Pfizer has unveiled further Phase III data showing that its JAK inhibitor tofacitinib met key primary and secondary endpoints in trials investigating the drug’s safety and efficacy in ulcerative colitis. 

After eights weeks’ treatment, a significantly greater proportion of patients receiving tofacitinib were found to be in remission compared to those taking a placebo - 18.5 percent versus 8.2 percent in the OCTAVE Induction 1 trial and 16.6 percent vs 3.6 percent in OCTAVE Induction 2. 

The two trials also showed that a significantly greater number of patients in the tofacitinib arm achieved the secondary endpoint of mucosal healing at week eight compared to placebo: 31.3 percent versus 15.6 percent and 28.4 percent compared to 11.6 percent, respectively. 

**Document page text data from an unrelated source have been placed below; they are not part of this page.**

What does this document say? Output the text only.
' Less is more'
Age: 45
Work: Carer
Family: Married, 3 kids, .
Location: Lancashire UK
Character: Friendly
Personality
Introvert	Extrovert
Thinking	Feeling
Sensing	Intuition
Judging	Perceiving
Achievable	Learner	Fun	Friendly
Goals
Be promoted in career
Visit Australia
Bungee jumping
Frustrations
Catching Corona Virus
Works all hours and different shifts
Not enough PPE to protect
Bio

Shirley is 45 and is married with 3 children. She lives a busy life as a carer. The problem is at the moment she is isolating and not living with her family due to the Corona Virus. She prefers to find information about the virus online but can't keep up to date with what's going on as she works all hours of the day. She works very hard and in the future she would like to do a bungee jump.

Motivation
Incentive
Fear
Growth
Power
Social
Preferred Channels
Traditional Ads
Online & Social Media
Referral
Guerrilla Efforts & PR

In another plus, the trials threw up no new safety signals for the drug. Across both studies, a similar proportion of patients in the tofacitinib groups and the placebo groups reported an adverse event (AE) or serious AE (SAE) through week 8: in OCTAVE 1, rates of AEs and SAEs were 56.5 percent and 3.4 percent in the tofacitinib arm versus 59.8 percent and 4.1 percent in the placebo group, respectively; and in OCTAVE 2, rates were 54.1 percent and 4.2 percent verus 52.7 percent and 8.0 percent, respectively. 

Tofacitinib was first cleared by the US Food and Drug Administration in 2012 for the treatment of patients with moderately to severely active rheumatoid arthritis under the name Xeljanz, but was later declined (in 2015) as a treatment for moderate-to-severe chronic plaque psoriasis.

Xeljanz is the first JAK inhibitor being assessed for UC, a chronic, often debilitating inflammatory bowel disease that affects millions of people worldwide. The drug is also the first and only JAK inhibitor approved in over 40 countries for the second-line treatment of moderate to severe rheumatoid arthritis.